Two fawns have been rescued from a waterfront property in Roberts Creek after a cougar killed their mother.
A doe and stag had been living on the property for some time, and the resident noticed the fawns were born the week of May 11. A cougar killed the doe the morning of May 19.
“We responded and found the two little fawns in the bush, hiding as they do,” said Sgt. Dean Miller of the Conservation Officer Service (COS).
It’s normal for does to leave their fawns for up to 12 hours while foraging elsewhere. “Of course we knew what happened to the doe, so we captured them and contacted a regional biologist,” said Miller.
This isn’t the first cougar conflict in Roberts Creek this spring.
A cougar also killed a dog last month near the heart of Roberts Creek along Beach Avenue.
At the time, the COS advised the public to take extra precautions. But because of the increased frequency of sightings and the fact that the cougar was being seen far from the forest, the COS brought hounds into the community to locate what they believed was a large male cat.
Separate people observed the cougar in the area on two occasions the morning of May 20.
The cougar was not located by the hounds, but because conservation officers removed the deer corpse and took away the fawns, they expect the cougar to move on.

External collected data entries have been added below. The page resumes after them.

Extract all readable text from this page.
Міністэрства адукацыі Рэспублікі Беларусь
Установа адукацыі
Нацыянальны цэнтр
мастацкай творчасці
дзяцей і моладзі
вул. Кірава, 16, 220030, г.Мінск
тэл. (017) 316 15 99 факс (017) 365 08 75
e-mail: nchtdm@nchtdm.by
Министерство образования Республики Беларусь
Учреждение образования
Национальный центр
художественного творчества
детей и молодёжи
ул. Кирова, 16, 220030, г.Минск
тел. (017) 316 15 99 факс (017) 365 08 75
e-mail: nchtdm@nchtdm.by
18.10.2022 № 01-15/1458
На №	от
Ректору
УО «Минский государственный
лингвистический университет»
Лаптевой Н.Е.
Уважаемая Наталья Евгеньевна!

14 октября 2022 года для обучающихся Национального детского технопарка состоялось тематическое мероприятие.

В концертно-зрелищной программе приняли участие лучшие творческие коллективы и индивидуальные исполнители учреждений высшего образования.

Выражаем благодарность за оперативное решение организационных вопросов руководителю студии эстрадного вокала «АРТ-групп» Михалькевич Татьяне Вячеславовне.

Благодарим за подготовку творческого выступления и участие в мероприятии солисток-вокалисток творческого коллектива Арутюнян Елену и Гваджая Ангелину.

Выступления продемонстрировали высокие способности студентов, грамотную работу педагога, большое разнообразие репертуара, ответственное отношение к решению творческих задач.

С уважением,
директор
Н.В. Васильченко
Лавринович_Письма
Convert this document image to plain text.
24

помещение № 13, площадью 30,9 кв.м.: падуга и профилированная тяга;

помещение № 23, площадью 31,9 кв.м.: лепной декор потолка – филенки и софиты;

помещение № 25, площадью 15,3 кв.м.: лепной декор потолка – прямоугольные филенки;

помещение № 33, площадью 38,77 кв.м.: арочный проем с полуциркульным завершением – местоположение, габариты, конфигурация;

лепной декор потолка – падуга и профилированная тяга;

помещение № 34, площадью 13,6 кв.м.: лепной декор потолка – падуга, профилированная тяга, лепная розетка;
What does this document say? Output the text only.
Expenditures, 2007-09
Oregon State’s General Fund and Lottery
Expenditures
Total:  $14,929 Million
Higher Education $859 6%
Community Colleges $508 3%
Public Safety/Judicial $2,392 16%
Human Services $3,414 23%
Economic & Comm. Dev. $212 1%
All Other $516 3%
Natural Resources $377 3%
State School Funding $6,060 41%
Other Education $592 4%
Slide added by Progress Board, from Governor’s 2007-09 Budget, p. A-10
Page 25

“That area is a corridor for wildlife and a sample of the food chain. You do have the prey species eating non-native plant species and then the predators follow,” Miller said.
As for the fawns, they will spend their life with Beyond Bears, a specialized animal training company based in Abbotsford.
Owner Mark Dumas said the fawns will be trained for film and television. The company’s credits include Cold Pursuit with actor Liam Neeson and Seventh Son with Jeff Bridges.
“You build an incredible bond with these animals,” Dumas said.
May to June is fawning season, and Miller said it’s normal for fawns to be observed alone without an adult deer.
“If the public does find a fawn … just leave it,” he said. “Don’t touch them. Identify where they are, but just let nature take its course.”
The survival rate for fawns is between 30 and 55 per cent.